Nested entities get the same scrutiny. An Article's author should be a Person with at least a name, and ideally a url or sameAs that links the author to a stable identity; an offer inside a Product should carry price, priceCurrency, and availability, not just a bare price. The scorer looks inside these sub-objects rather than rewarding you for merely declaring them empty. A common surprise is discovering that the top-level type scores well while a nested author or publisher is almost hollow, which is exactly the kind of gap that limits both rich results and AI comprehension and exactly what a completeness view is meant to expose.
Common mistakes the scorer reveals
The most common finding is the valid-but-minimal block: schema that passes validators because it has the required fields, yet omits the recommended fields that make rich results compelling. Teams often stop at valid and never go back to enrich, leaving a plain result where a fuller one was within reach. The scorer makes that gap visible by showing how far below complete the block sits.
Other patterns it surfaces include placeholder or empty values that look filled but are not, nested entities like author or publisher that are present in name only, and inconsistent completeness across a templated site where one page type is rich and another is bare.
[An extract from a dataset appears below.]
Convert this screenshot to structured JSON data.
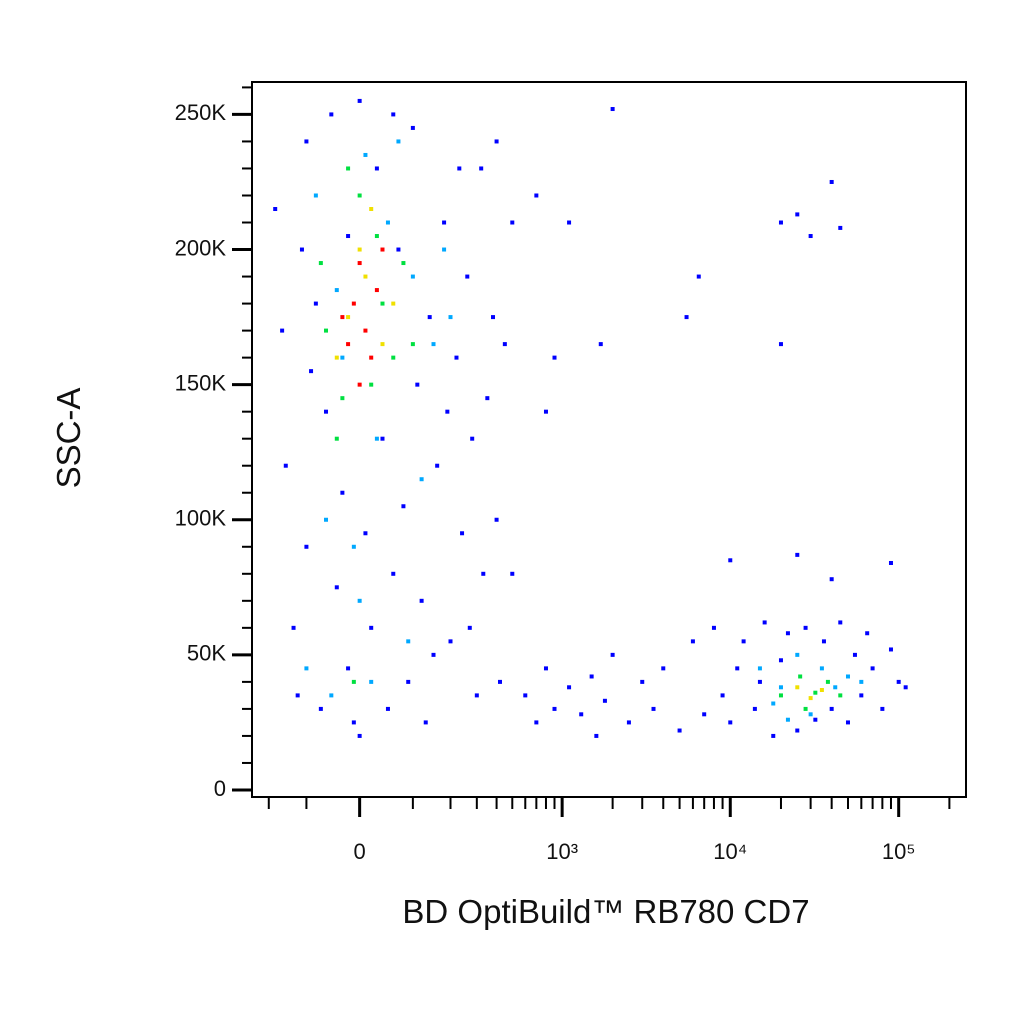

It also catches the case where a page has several schema objects but one of them, often a secondary type added as an afterthought, is far less complete than the rest and is dragging down the page's overall structured-data quality.
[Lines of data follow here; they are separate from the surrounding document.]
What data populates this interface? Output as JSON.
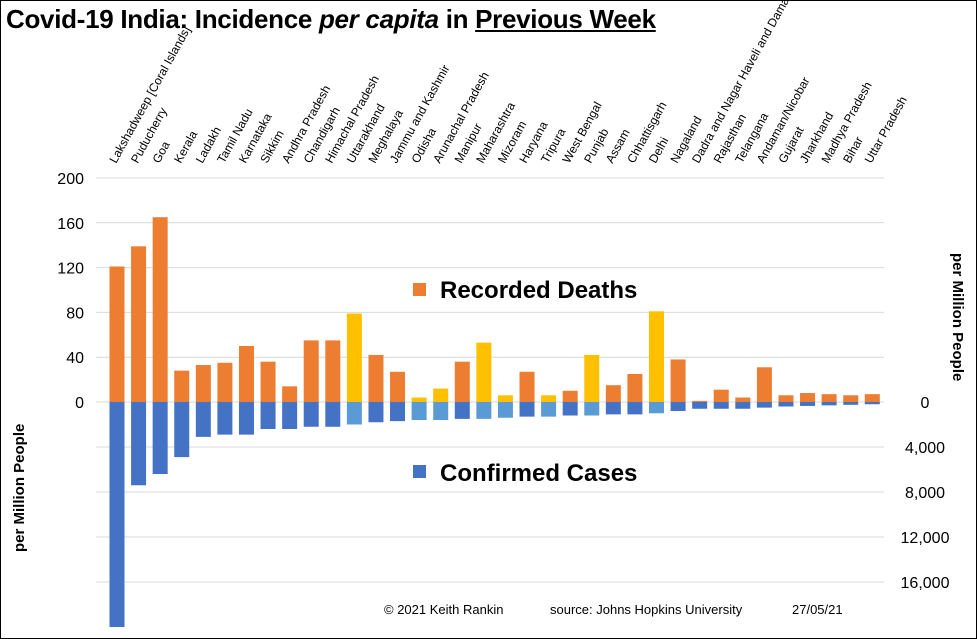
{
  "title": {
    "part1": "Covid-19 India: Incidence ",
    "part2": "per capita",
    "part3": " in ",
    "part4": "Previous Week"
  },
  "footer": {
    "copyright": "© 2021  Keith  Rankin",
    "source": "source:  Johns  Hopkins  University",
    "date": "27/05/21"
  },
  "colors": {
    "deaths": "#ED7D31",
    "deaths_highlight": "#FFC000",
    "cases": "#4472C4",
    "cases_highlight": "#5B9BD5",
    "grid": "#D9D9D9"
  },
  "chart_data": {
    "type": "bar",
    "categories": [
      "Lakshadweep [Coral Islands]",
      "Puducherry",
      "Goa",
      "Kerala",
      "Ladakh",
      "Tamil Nadu",
      "Karnataka",
      "Sikkim",
      "Andhra Pradesh",
      "Chandigarh",
      "Himachal Pradesh",
      "Uttarakhand",
      "Meghalaya",
      "Jammu and Kashmir",
      "Odisha",
      "Arunachal Pradesh",
      "Manipur",
      "Maharashtra",
      "Mizoram",
      "Haryana",
      "Tripura",
      "West Bengal",
      "Punjab",
      "Assam",
      "Chhattisgarh",
      "Delhi",
      "Nagaland",
      "Dadra and Nagar Haveli and Daman",
      "Rajasthan",
      "Telangana",
      "Andaman/Nicobar",
      "Gujarat",
      "Jharkhand",
      "Madhya Pradesh",
      "Bihar",
      "Uttar Pradesh"
    ],
    "highlighted": [
      false,
      false,
      false,
      false,
      false,
      false,
      false,
      false,
      false,
      false,
      false,
      true,
      false,
      false,
      true,
      true,
      false,
      true,
      true,
      false,
      true,
      false,
      true,
      false,
      false,
      true,
      false,
      false,
      false,
      false,
      false,
      false,
      false,
      false,
      false,
      false
    ],
    "series": [
      {
        "name": "Recorded Deaths",
        "values": [
          121,
          139,
          165,
          28,
          33,
          35,
          50,
          36,
          14,
          55,
          55,
          79,
          42,
          27,
          4,
          12,
          36,
          53,
          6,
          27,
          6,
          10,
          42,
          15,
          25,
          81,
          38,
          1,
          11,
          4,
          31,
          6,
          8,
          7,
          6,
          7
        ]
      },
      {
        "name": "Confirmed Cases",
        "values": [
          20000,
          7400,
          6400,
          4900,
          3100,
          2900,
          2900,
          2400,
          2400,
          2200,
          2200,
          2000,
          1800,
          1700,
          1600,
          1600,
          1500,
          1500,
          1400,
          1300,
          1300,
          1200,
          1200,
          1100,
          1100,
          1000,
          800,
          600,
          600,
          600,
          500,
          400,
          350,
          300,
          250,
          200
        ]
      }
    ],
    "left_axis": {
      "range": [
        0,
        200
      ],
      "ticks": [
        "0",
        "40",
        "80",
        "120",
        "160",
        "200"
      ]
    },
    "right_axis": {
      "ticks": [
        "0",
        "4,000",
        "8,000",
        "12,000",
        "16,000"
      ],
      "label": "per Million People"
    },
    "left_axis_label": "per Million People",
    "grid": true,
    "legend": {
      "deaths_label": "Recorded Deaths",
      "cases_label": "Confirmed Cases"
    }
  }
}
Why completeness matters for SEO and AI search in 2026
Richer schema produces richer results. The recommended properties are exactly the ones that feed images, ratings, prices, dates, and other enhancements into the search listing, so completeness translates fairly directly into how much visual real estate and information your result can claim. Two pages can both be valid, but the more complete one tends to present better and clearer in the SERP.
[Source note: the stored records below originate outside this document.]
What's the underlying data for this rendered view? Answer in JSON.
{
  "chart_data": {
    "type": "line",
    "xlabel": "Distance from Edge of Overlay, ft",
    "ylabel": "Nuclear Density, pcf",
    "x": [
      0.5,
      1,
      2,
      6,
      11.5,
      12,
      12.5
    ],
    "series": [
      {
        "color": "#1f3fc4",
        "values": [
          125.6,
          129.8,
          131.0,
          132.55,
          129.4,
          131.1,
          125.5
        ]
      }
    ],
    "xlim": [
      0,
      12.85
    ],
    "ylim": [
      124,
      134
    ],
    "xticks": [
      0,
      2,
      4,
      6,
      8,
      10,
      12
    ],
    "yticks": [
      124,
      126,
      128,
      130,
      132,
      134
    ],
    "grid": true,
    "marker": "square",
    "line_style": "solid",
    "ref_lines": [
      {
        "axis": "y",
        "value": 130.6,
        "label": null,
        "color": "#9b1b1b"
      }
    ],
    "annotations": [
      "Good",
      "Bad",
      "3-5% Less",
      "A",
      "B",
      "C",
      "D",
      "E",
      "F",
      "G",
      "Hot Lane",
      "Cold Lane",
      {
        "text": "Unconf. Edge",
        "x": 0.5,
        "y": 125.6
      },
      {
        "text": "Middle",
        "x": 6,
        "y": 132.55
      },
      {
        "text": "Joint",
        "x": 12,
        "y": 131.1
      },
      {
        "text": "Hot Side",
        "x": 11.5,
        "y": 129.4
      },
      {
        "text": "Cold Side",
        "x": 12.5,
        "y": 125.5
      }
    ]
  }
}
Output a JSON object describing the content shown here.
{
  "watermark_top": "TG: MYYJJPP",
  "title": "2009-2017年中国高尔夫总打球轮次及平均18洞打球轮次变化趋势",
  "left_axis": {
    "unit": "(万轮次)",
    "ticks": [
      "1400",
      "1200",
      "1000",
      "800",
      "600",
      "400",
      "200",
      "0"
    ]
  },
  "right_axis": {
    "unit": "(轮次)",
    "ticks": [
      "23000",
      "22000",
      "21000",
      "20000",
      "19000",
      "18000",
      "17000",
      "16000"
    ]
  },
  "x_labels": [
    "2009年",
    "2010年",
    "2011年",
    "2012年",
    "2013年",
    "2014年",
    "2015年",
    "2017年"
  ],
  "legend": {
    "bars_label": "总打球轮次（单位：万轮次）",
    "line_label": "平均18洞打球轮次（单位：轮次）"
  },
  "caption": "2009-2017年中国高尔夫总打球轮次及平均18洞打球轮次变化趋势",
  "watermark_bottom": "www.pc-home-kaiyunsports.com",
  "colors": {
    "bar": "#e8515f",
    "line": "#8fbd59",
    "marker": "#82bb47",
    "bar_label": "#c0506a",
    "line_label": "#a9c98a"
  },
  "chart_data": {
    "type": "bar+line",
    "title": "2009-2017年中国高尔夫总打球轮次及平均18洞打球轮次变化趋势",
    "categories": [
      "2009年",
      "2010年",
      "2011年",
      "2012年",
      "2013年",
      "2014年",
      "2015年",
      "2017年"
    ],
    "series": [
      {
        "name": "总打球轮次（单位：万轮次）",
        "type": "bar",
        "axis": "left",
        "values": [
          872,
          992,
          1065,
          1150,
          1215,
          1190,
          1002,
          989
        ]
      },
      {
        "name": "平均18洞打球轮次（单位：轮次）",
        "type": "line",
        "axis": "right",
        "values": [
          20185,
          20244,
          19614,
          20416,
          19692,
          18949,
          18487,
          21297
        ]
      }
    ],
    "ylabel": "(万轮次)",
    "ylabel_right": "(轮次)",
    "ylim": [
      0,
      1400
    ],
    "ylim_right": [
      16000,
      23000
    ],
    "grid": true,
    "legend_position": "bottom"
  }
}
For AI search the stakes are higher still. Large language models and AI Overviews read structured data to extract facts they can cite, and a complete schema hands them clean, labeled values for things like author, publish date, price, and rating instead of forcing them to scrape and guess from prose. The more complete your markup, the more confidently an AI engine can represent your page, which is increasingly where completeness pays off even on pages where the classic rich result never changes.
What to do after you run the scorer
Start with any missing required properties and fill those first, since they protect your eligibility. Then work down the recommended list in order of impact, adding the fields that unlock visible enhancements, like image, author, datePublished, brand, or aggregateRating, before bothering with marginal ones. Use the matching generator for the type to produce correct property syntax rather than hand-editing, and pull real values from the page so the markup stays truthful.
After enriching, re-fetch and re-score to confirm the completeness number climbed and that no new errors crept in, then run the page through Google's Rich Results Test to verify the richer markup is still valid and eligible. Deploy, request indexing, and watch Search Console's enhancement reports. On a templated site, fix the template once and the gain propagates across every page that uses it, so re-score one representative page per template to confirm the improvement landed everywhere.